Quicken Loans ExecutivesAccelerate loans from executives
We believe that we can inspire our members to succeed by building a singular, vibrant environment in which you can be yourself and yet achieve your career objectives. The United Shore Financial Services is an equal opportunity/affirmative employer.
Secrecy and non-discrimination clauses in contracts of work not prohibited by the NLRA.
A recent case about Quicken Loans, Inc. In Case No 28-CA-75857, JD(NY)-03-13 (8 January 2013), an NLRB Administrative Judge ("ALJ") found that employers' current practices of incorporating secrecy and non-discrimination clauses into contracts of work infringed the NLRA. ALJ found that these contractual terms have a deterrent effect on workers' right to talk about their working condition with staff and others.
At Quicken Loans, Inc. Soon after her retirement, Quicken filed a lawsuit against the staff member for breach of the "no contact/no raiding und the non-compete provisions" of the company's Mortgage Banker Employment Agreement (MBEA). Proprietary/Secret Information" in the broadest sense of the term defines sensitive information as "non-public information related to or concerning the businesses, people, clients, operation or matters of the Company" and includes "personal information of employees, directors, executives and executives; manuals, employment records, employment information such as home numbers, mobile telephone numbers, postal and e-mail address and credit information for directors and executives of the Enterprise.
" KBEA forbid its staff to "disclose this information to any individual, company or corporation". "In turn, the co-worker lodged a grievance with the NLRB alleging that the terms of the agreement had infringed her legal prerogatives.
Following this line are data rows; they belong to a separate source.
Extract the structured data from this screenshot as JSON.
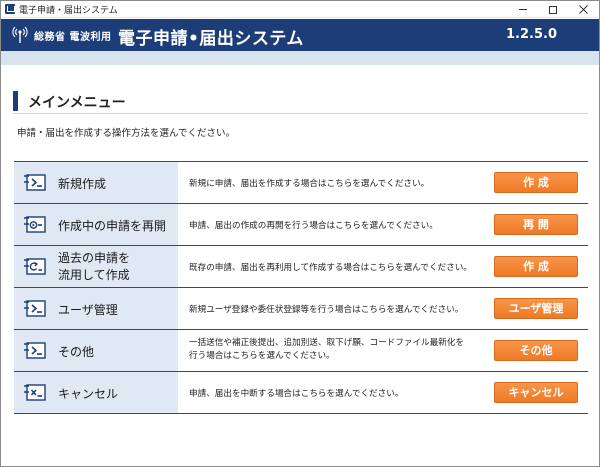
{
  "window": {
    "title": "電子申請・届出システム"
  },
  "header": {
    "ministry": "総務省 電波利用",
    "system_title": "電子申請•届出システム",
    "version": "1.2.5.0"
  },
  "main": {
    "section_title": "メインメニュー",
    "instruction": "申請・届出を作成する操作方法を選んでください。"
  },
  "menu_items": [
    {
      "title": "新規作成",
      "description": "新規に申請、届出を作成する場合はこちらを選んでください。",
      "button": "作 成",
      "icon": "new-document-icon"
    },
    {
      "title": "作成中の申請を再開",
      "description": "申請、届出の作成の再開を行う場合はこちらを選んでください。",
      "button": "再 開",
      "icon": "resume-document-icon"
    },
    {
      "title": "過去の申請を\n流用して作成",
      "description": "既存の申請、届出を再利用して作成する場合はこちらを選んでください。",
      "button": "作 成",
      "icon": "reuse-document-icon"
    },
    {
      "title": "ユーザ管理",
      "description": "新規ユーザ登録や委任状登録等を行う場合はこちらを選んでください。",
      "button": "ユーザ管理",
      "icon": "user-management-icon"
    },
    {
      "title": "その他",
      "description": "一括送信や補正後提出、追加別送、取下げ願、コードファイル最新化を\n行う場合はこちらを選んでください。",
      "button": "その他",
      "icon": "other-document-icon"
    },
    {
      "title": "キャンセル",
      "description": "申請、届出を中断する場合はこちらを選んでください。",
      "button": "キャンセル",
      "icon": "cancel-document-icon"
    }
  ],
  "colors": {
    "header_bg": "#1c3d78",
    "accent_button": "#ee7a26",
    "row_head_bg": "#dfe8f3"
  }
}
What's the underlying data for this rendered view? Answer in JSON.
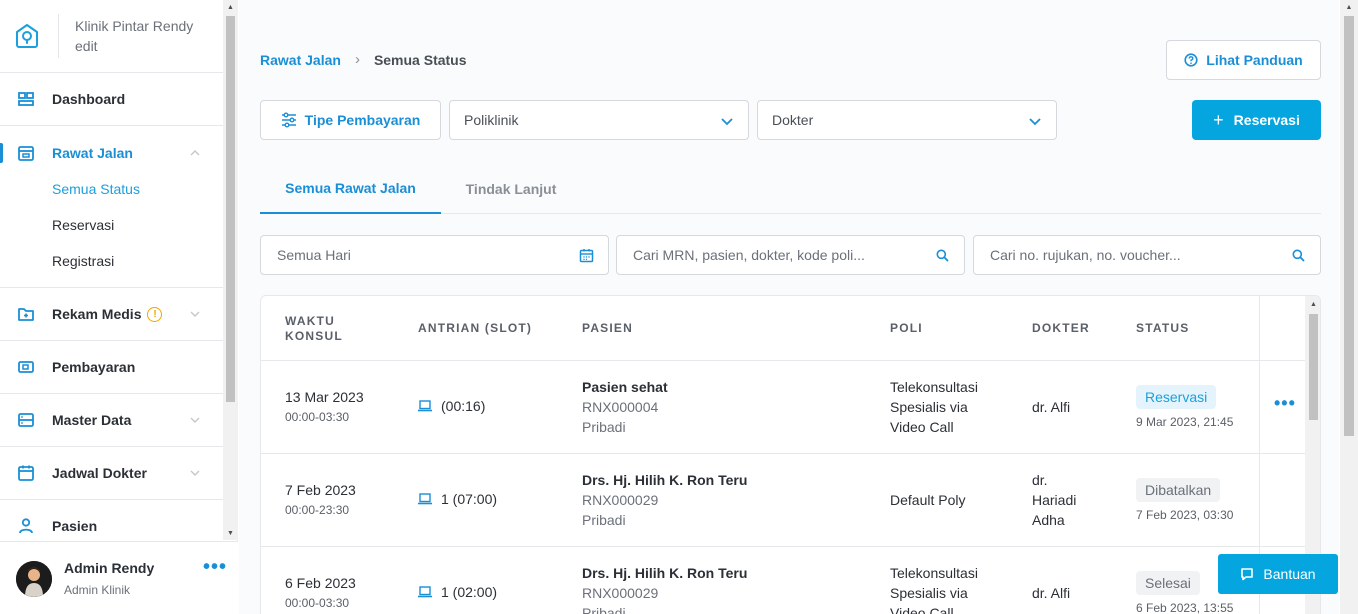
{
  "brand": {
    "title": "Klinik Pintar Rendy edit"
  },
  "sidebar": {
    "items": [
      {
        "label": "Dashboard",
        "icon": "dashboard-icon"
      },
      {
        "label": "Rawat Jalan",
        "icon": "calendar-clinic-icon",
        "active": true,
        "sub": [
          {
            "label": "Semua Status",
            "active": true
          },
          {
            "label": "Reservasi"
          },
          {
            "label": "Registrasi"
          }
        ]
      },
      {
        "label": "Rekam Medis",
        "icon": "folder-plus-icon",
        "warning": "!"
      },
      {
        "label": "Pembayaran",
        "icon": "payment-icon"
      },
      {
        "label": "Master Data",
        "icon": "database-icon"
      },
      {
        "label": "Jadwal Dokter",
        "icon": "calendar-icon"
      },
      {
        "label": "Pasien",
        "icon": "user-icon"
      }
    ]
  },
  "user": {
    "name": "Admin Rendy",
    "role": "Admin Klinik",
    "more": "•••"
  },
  "breadcrumb": {
    "parent": "Rawat Jalan",
    "separator": "›",
    "current": "Semua Status"
  },
  "header": {
    "guide_label": "Lihat Panduan",
    "reservation_label": "Reservasi",
    "reservation_plus": "+"
  },
  "filters": {
    "payment_type_label": "Tipe Pembayaran",
    "poli_placeholder": "Poliklinik",
    "doctor_placeholder": "Dokter"
  },
  "tabs": [
    {
      "label": "Semua Rawat Jalan",
      "active": true
    },
    {
      "label": "Tindak Lanjut"
    }
  ],
  "search": {
    "date_placeholder": "Semua Hari",
    "main_placeholder": "Cari MRN, pasien, dokter, kode poli...",
    "referral_placeholder": "Cari no. rujukan, no. voucher..."
  },
  "table": {
    "columns": [
      "WAKTU KONSUL",
      "ANTRIAN (SLOT)",
      "PASIEN",
      "POLI",
      "DOKTER",
      "STATUS"
    ],
    "rows": [
      {
        "date": "13 Mar 2023",
        "time": "00:00-03:30",
        "queue": "(00:16)",
        "patient": "Pasien sehat",
        "mrn": "RNX000004",
        "payer": "Pribadi",
        "poli": [
          "Telekonsultasi",
          "Spesialis via",
          "Video Call"
        ],
        "doctor": [
          "dr. Alfi"
        ],
        "status": "Reservasi",
        "status_type": "blue",
        "status_time": "9 Mar 2023, 21:45",
        "action": "•••"
      },
      {
        "date": "7 Feb 2023",
        "time": "00:00-23:30",
        "queue": "1 (07:00)",
        "patient": "Drs. Hj. Hilih K. Ron Teru",
        "mrn": "RNX000029",
        "payer": "Pribadi",
        "poli": [
          "Default Poly"
        ],
        "doctor": [
          "dr.",
          "Hariadi",
          "Adha"
        ],
        "status": "Dibatalkan",
        "status_type": "gray",
        "status_time": "7 Feb 2023, 03:30"
      },
      {
        "date": "6 Feb 2023",
        "time": "00:00-03:30",
        "queue": "1 (02:00)",
        "patient": "Drs. Hj. Hilih K. Ron Teru",
        "mrn": "RNX000029",
        "payer": "Pribadi",
        "poli": [
          "Telekonsultasi",
          "Spesialis via",
          "Video Call"
        ],
        "doctor": [
          "dr. Alfi"
        ],
        "status": "Selesai",
        "status_type": "gray",
        "status_time": "6 Feb 2023, 13:55"
      }
    ]
  },
  "help": {
    "label": "Bantuan"
  },
  "colors": {
    "accent": "#1a8fd6",
    "primary_button": "#05a6e0",
    "warning": "#f0a400"
  }
}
The ALJ concluded by analysing the secrecy and non-discrimination rules under Lafayette Park Hotel, 326 NLRB 824, 828 (1988), and Lutheran Heritage Village-Livonia, 343 NLRB 646 (2004), where the Board found, inter alia, that'workers would interpret adequately the rules prohibiting the operation of Section 7' if the policies did not expressly limit the operation of Section 7'.
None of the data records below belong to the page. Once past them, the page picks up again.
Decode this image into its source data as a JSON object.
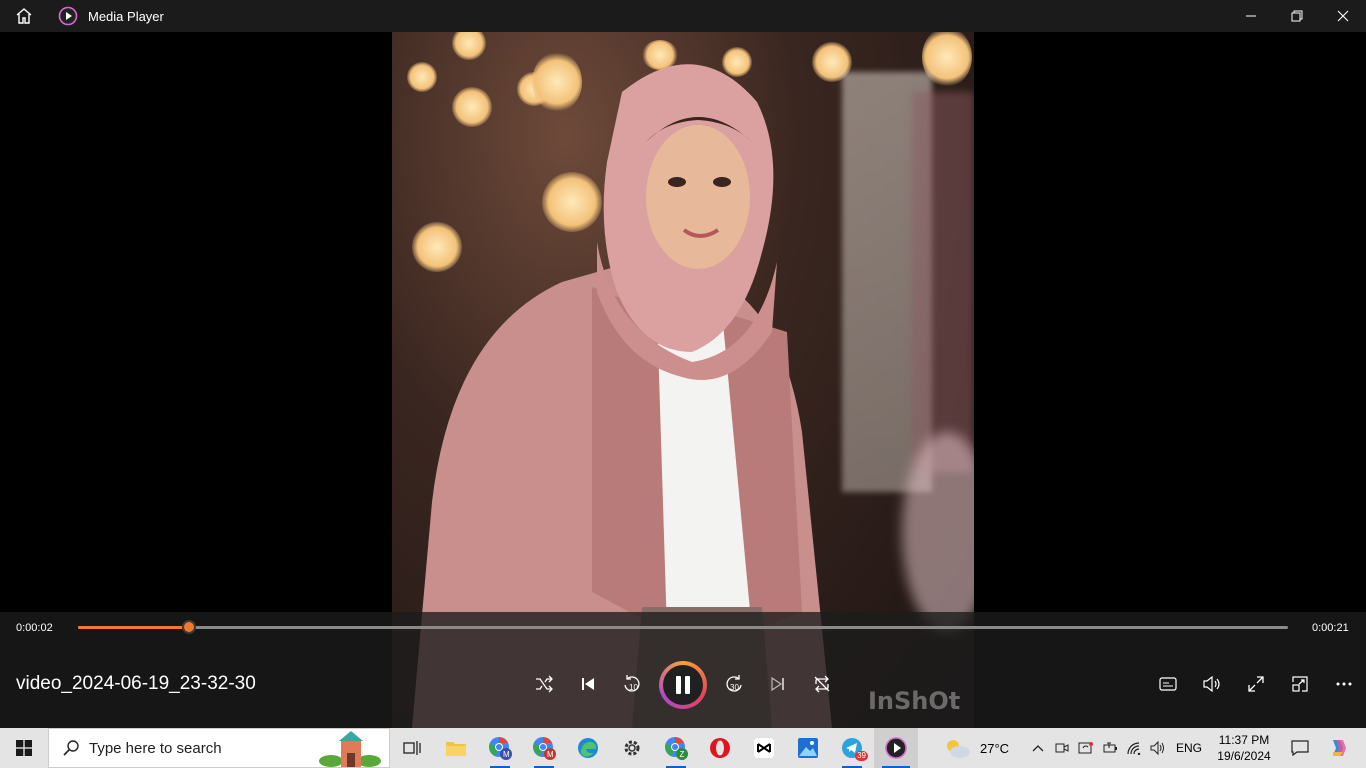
{
  "window": {
    "title": "Media Player"
  },
  "video": {
    "filename": "video_2024-06-19_23-32-30",
    "watermark": "InShOt"
  },
  "playback": {
    "elapsed": "0:00:02",
    "duration": "0:00:21",
    "progress_fraction": 0.092,
    "skip_back_label": "10",
    "skip_forward_label": "30"
  },
  "colors": {
    "accent": "#f07a2a",
    "titlebar": "#1b1b1b",
    "taskbar": "#e4e4e4"
  },
  "taskbar": {
    "search_placeholder": "Type here to search",
    "weather": "27°C",
    "language": "ENG",
    "time": "11:37 PM",
    "date": "19/6/2024",
    "telegram_badge": "39",
    "chrome_profile_1": "M",
    "chrome_profile_2": "M",
    "chrome_profile_3": "Z"
  }
}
Compliance with these limitations would not allow workers to talk to others, their colleagues or trade unions, the salaries and other services they are receiving, the name, salaries, services, addresses or phone numbers of other workers. After the ALJ had declared the confidentiality rule invalid, it turned to the MBEA's "non-disparagement" rule.
According to the "non-disparagement" rule, staff may not "publicly criticise, make a fool of, discredit or slander the company... through a declaration in writing or orally...". Recognising that Section 7 gives a worker the right to criticise his employer, whether among staff or "in public", the ALJ found that a worker "could reasonably interpret the non-distortion clauses to restrict his right to legitimate concert activities" and found that the non-distortion also contravened Section 7 of the NLRA.
When formulating a wording intended to restrict an employee's right to discussion or disclosure of information to workers or other target groups, the employer is advised to write the wording in such a way that it defines the information to be safeguarded accurately and precisely. Without very clear commercial reasons, an employer should refrain from restricting an employee's right to argue about pay or benefit or other working arrangements.
In addition, the employers should insert a liability exclusion clearly indicating that the directive or regulation is not designed to prevent or forbid concertation under Section 7 of the NLRA. Non-discrimination directives should be restricted to vilifying remarks about an individual employee and an individual employee or assaults that are strictly individual and disproportionate to the employer's guidelines on pay, hourly rates and working practices.